Rin tak meragukan perkataan mentornya. Eksamen ditujukan untuk memusnahkan bibit-bibit gagal supaya tidak berkembang biak, menyisakan ruang bagi spesimen unggulan untuk lestari. Dalam kata lain: seleksi alam sintetis demi Evolusi lebih lanjut Homo deus. Demi mereproduksi seorang Maha Tuhan.
“Kalian mati, kalau sial. Kalian tunasuara, kalau beruntung.” Tunasuara—kehilangan hak voting. Di negeri yang segalanya didasari atas pemungutan pesetujuan, hal macam itu serupa dengan menjadi budak. Bahkan pernikahan pun digolongkan sebagai “voting” dari dua insan. “Hanya yang kuat yang boleh meninggalkan keturunan. Kalian tumbu-besar di Institut, kalian tahu apa yang kumaksud.” Seleksi Massa.
Ashe mengangkat bahu dengan enteng. Keningnya masih merah bekas digosok ke lantai. “Aku tak keberatan buat tak menikah.”
“Yang benar,” balas Enno, “para pria keberatan buat menikah denganmu.”
Ashe tertawa kasar. “Rin, bilang padanya! Bagaimana Zachry de’Nir memandangiku dengan penuh nafsu minggu kemarin!”
Rin celingukan. “Eeh ... kurasa dia memang memandangimu dengan penuh nafsu minggu kemarin—nafsu amarah, maksudku. Kau menggigit hidung adik dia, soalnya. Ingat?”
“Eh?”
“Sisa tiga hari lagi sebelum Eksamen dimulai,” Enno membuka-buka buku catatannya. “Selama aku bertugas, Cae maupun Kurd selalu jadi anggota pendukung, berlindung di belakang Klan Putih atau Merah. Tie, biasanya .... Atau Ief.” Hidung Enno berkedut. “Oh, keparat. Tidak ada klan Ief yang cukup umur tahun ini .... Tie terakhir lulus dua tahun yang lalu.” Dengan mata melotot, Enno memandang kembali kedua muridnya. “Kalian bakal mati. Asli.”
“Mati?” Ashe membeo.
“Mati, Kurd.” Enno menggorok lehernya dengan jari dan mengeluarkan suara hewan mengorok. “Komposisi sel kalian lemah. Tak punya daya tempur—hanya daya taktis. Setengah darahmu berasal dari de’Guf, Kurd—tapi kau sama sekali tak mewarisi program mereka. Kita butuh personel lain untuk menutupi lubangnya.”

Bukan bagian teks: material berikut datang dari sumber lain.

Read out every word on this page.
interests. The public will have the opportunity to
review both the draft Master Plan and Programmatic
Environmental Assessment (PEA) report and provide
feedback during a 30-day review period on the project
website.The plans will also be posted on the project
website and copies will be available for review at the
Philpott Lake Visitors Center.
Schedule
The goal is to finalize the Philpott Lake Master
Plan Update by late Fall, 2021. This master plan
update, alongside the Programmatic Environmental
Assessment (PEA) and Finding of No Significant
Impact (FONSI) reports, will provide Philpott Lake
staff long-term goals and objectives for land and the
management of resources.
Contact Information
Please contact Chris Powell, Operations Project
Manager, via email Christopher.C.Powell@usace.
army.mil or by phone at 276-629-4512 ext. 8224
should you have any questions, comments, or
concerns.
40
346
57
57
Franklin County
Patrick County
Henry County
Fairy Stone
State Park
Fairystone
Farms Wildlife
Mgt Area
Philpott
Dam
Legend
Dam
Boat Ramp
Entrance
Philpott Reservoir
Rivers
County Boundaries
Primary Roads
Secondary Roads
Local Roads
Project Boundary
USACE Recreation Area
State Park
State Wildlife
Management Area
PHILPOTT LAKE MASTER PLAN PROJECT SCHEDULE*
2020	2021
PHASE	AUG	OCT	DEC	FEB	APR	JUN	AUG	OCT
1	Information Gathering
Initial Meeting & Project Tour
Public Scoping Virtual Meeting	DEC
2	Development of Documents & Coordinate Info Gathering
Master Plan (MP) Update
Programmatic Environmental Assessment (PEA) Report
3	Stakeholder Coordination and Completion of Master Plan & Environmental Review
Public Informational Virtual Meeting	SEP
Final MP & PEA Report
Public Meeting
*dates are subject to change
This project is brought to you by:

“Siapa?” Rin mendekatkan wajah.
“Tak tahu. Kurd sudah gigit telinga Hetorel. Sekarang, tak ada lagi yang mau berteman sama kita. Bagus. Prestasi besar ini! Tepuk tangan, tepuk tangan.” Satu alis Enno terangkat. Buru-buru dia mengobrak-abrik tumpukan dokumen di mejanya, beralih ke laci, lalu ke lemari. “Aku kenal sama satu orang. Aneh, nyentrik, tapi punya potensi. Berani bertaruh dia belum direkrut siapa-siapa,” dia bicara sambil terus bergerak. “Ah, ini dia dokumennya. Fanpan de’Ken.”

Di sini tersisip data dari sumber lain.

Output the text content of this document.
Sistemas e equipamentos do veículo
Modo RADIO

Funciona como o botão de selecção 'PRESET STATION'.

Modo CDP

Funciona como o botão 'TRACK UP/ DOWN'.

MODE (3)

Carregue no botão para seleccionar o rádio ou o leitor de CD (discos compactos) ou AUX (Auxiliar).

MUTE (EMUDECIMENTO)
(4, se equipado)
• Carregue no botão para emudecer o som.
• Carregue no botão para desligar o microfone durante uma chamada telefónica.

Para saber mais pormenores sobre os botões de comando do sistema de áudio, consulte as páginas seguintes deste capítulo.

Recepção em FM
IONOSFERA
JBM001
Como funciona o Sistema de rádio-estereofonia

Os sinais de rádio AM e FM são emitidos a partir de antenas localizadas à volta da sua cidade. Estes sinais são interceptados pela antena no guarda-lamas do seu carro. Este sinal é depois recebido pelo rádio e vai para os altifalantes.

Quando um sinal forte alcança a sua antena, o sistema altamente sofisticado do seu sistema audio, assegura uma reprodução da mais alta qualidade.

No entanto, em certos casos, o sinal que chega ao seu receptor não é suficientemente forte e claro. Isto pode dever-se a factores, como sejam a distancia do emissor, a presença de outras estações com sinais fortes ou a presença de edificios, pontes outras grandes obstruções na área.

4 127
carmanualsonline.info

“Orang tuanya pasti lagi teler waktu kasih nama itu,” cetus Ashe.
“De’Ken.” Satu alis Rin naik. “Tak pernah dengar nama klannya. Bukan dari Putih atau Merah, kurasa.”
“Hitam, tepatnya.” Enno menaruh dokumennya di meja dan mulai membuka-buka halaman.

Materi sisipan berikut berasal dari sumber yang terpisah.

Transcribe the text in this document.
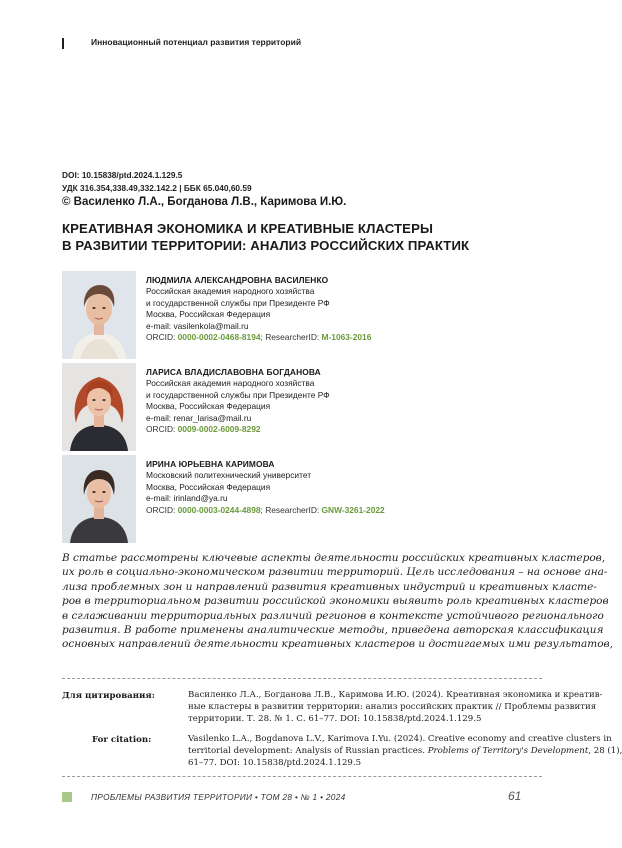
Инновационный потенциал развития территорий
DOI: 10.15838/ptd.2024.1.129.5
УДК 316.354,338.49,332.142.2 | ББК 65.040,60.59
© Василенко Л.А., Богданова Л.В., Каримова И.Ю.
КРЕАТИВНАЯ ЭКОНОМИКА И КРЕАТИВНЫЕ КЛАСТЕРЫ
В РАЗВИТИИ ТЕРРИТОРИИ: АНАЛИЗ РОССИЙСКИХ ПРАКТИК
ЛЮДМИЛА АЛЕКСАНДРОВНА ВАСИЛЕНКО
Российская академия народного хозяйства
и государственной службы при Президенте РФ
Москва, Российская Федерация
e-mail: vasilenkola@mail.ru
ORCID: 0000-0002-0468-8194; ResearcherID: M-1063-2016
ЛАРИСА ВЛАДИСЛАВОВНА БОГДАНОВА
Российская академия народного хозяйства
и государственной службы при Президенте РФ
Москва, Российская Федерация
e-mail: renar_larisa@mail.ru
ORCID: 0009-0002-6009-8292
ИРИНА ЮРЬЕВНА КАРИМОВА
Московский политехнический университет
Москва, Российская Федерация
e-mail: irinland@ya.ru
ORCID: 0000-0003-0244-4898; ResearcherID: GNW-3261-2022
В статье рассмотрены ключевые аспекты деятельности российских креативных кластеров,
их роль в социально-экономическом развитии территорий. Цель исследования – на основе ана-
лиза проблемных зон и направлений развития креативных индустрий и креативных класте-
ров в территориальном развитии российской экономики выявить роль креативных кластеров
в сглаживании территориальных различий регионов в контексте устойчивого регионального
развития. В работе применены аналитические методы, приведена авторская классификация
основных направлений деятельности креативных кластеров и достигаемых ими результатов,
Для цитирования:	Василенко Л.А., Богданова Л.В., Каримова И.Ю. (2024). Креативная экономика и креатив-
ные кластеры в развитии территории: анализ российских практик // Проблемы развития
территории. Т. 28. № 1. С. 61–77. DOI: 10.15838/ptd.2024.1.129.5
For citation:	Vasilenko L.A., Bogdanova L.V., Karimova I.Yu. (2024). Creative economy and creative clusters in
territorial development: Analysis of Russian practices. Problems of Territory's Development, 28 (1),
61–77. DOI: 10.15838/ptd.2024.1.129.5
ПРОБЛЕМЫ РАЗВИТИЯ ТЕРРИТОРИИ • ТОМ 28 • № 1 • 2024	61
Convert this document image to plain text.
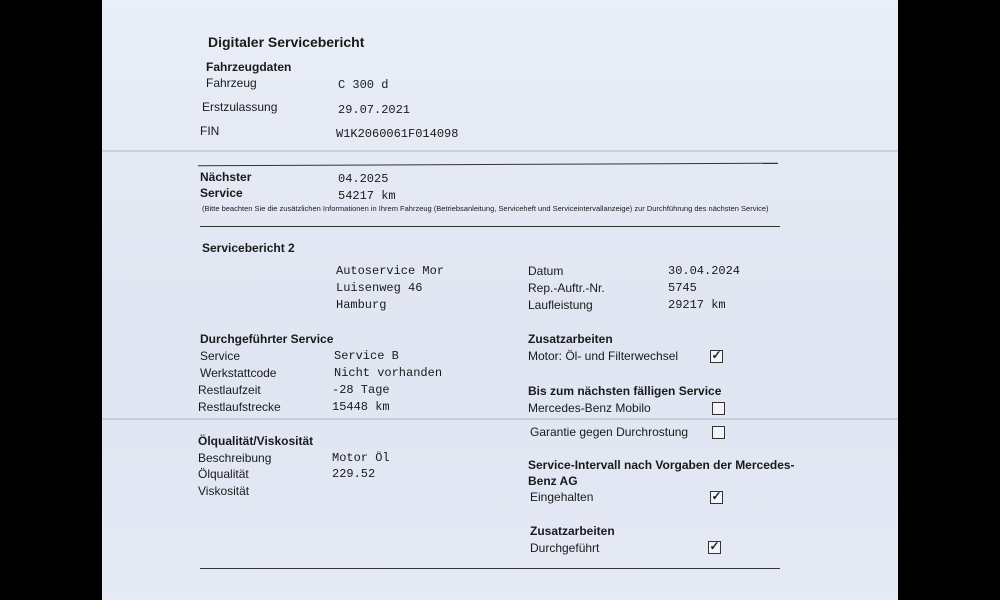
Digitaler Servicebericht
Fahrzeugdaten
Fahrzeug	C 300 d
Erstzulassung	29.07.2021
FIN	W1K2060061F014098
Nächster
Service
04.2025
54217 km
(Bitte beachten Sie die zusätzlichen Informationen in Ihrem Fahrzeug (Betriebsanleitung, Serviceheft und Serviceintervallanzeige) zur Durchführung des nächsten Service)
Servicebericht 2
Autoservice Mor
Luisenweg 46
Hamburg
Datum	30.04.2024
Rep.-Auftr.-Nr.	5745
Laufleistung	29217 km
Durchgeführter Service
Service	Service B
Werkstattcode	Nicht vorhanden
Restlaufzeit	-28 Tage
Restlaufstrecke	15448 km
Ölqualität/Viskosität
Beschreibung	Motor Öl
Ölqualität	229.52
Viskosität
Zusatzarbeiten
Motor: Öl- und Filterwechsel	✓
Bis zum nächsten fälligen Service
Mercedes-Benz Mobilo
Garantie gegen Durchrostung
Service-Intervall nach Vorgaben der Mercedes-
Benz AG
Eingehalten	✓
Zusatzarbeiten
Durchgeführt	✓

Rin berkedip bingung. “Apa?”
Hidung Enno berkerut. “Dalam kata lain, cuma manusia biasa.”
Ashe menyeringai masam dan mengumpat, “Monyet Darwin.”
“Menurut catatan, akses klannya ke Prosesor sudah surut sekitar tiga generasi yang lalu. Dia sendiri tak ikut Wajib Asuh dan masuk Akademi di usia 15 tahun.”
“Ada kemungkinan buat akses sistemnya kembali lagi?” tanya Rin.
“Jangan harap,” Enno menimpal, mata menelusuri barisan kata. “Memang ada kemungkinan, tapi kecil. Sangat kecil. Tiga generasi. Gennya mengalami sekitar lima kali pengundian: satu banding tiga puluh dua. Bisa juga lewat mutasi DNA ... tapi itu faktor yang sulit dihitung. Terlalu acak. Bukan. Dia Jubah Gelap tulen.”
“Monyet Nonprogramer.” Ashe menggaruk kepala. “Dia lulusan Akademi, katamu? Itu isinya Kaum Keruh, doang. Memang boleh dia ikut Eksamen?”
“Siapa bilang tidak? Tak ada di klausulnya. Republiken yang punya hak akses ke Prosesor diwajibkan ikut Eksamen, tapi tak ada larangan buat yang lain untuk ikut. Istilah soal Kaum Keruh-Kaum Warna-Kaum Terang itu datang secara oral. Di mata hukum, kita semua keturunan Empat Maha Tuhan.”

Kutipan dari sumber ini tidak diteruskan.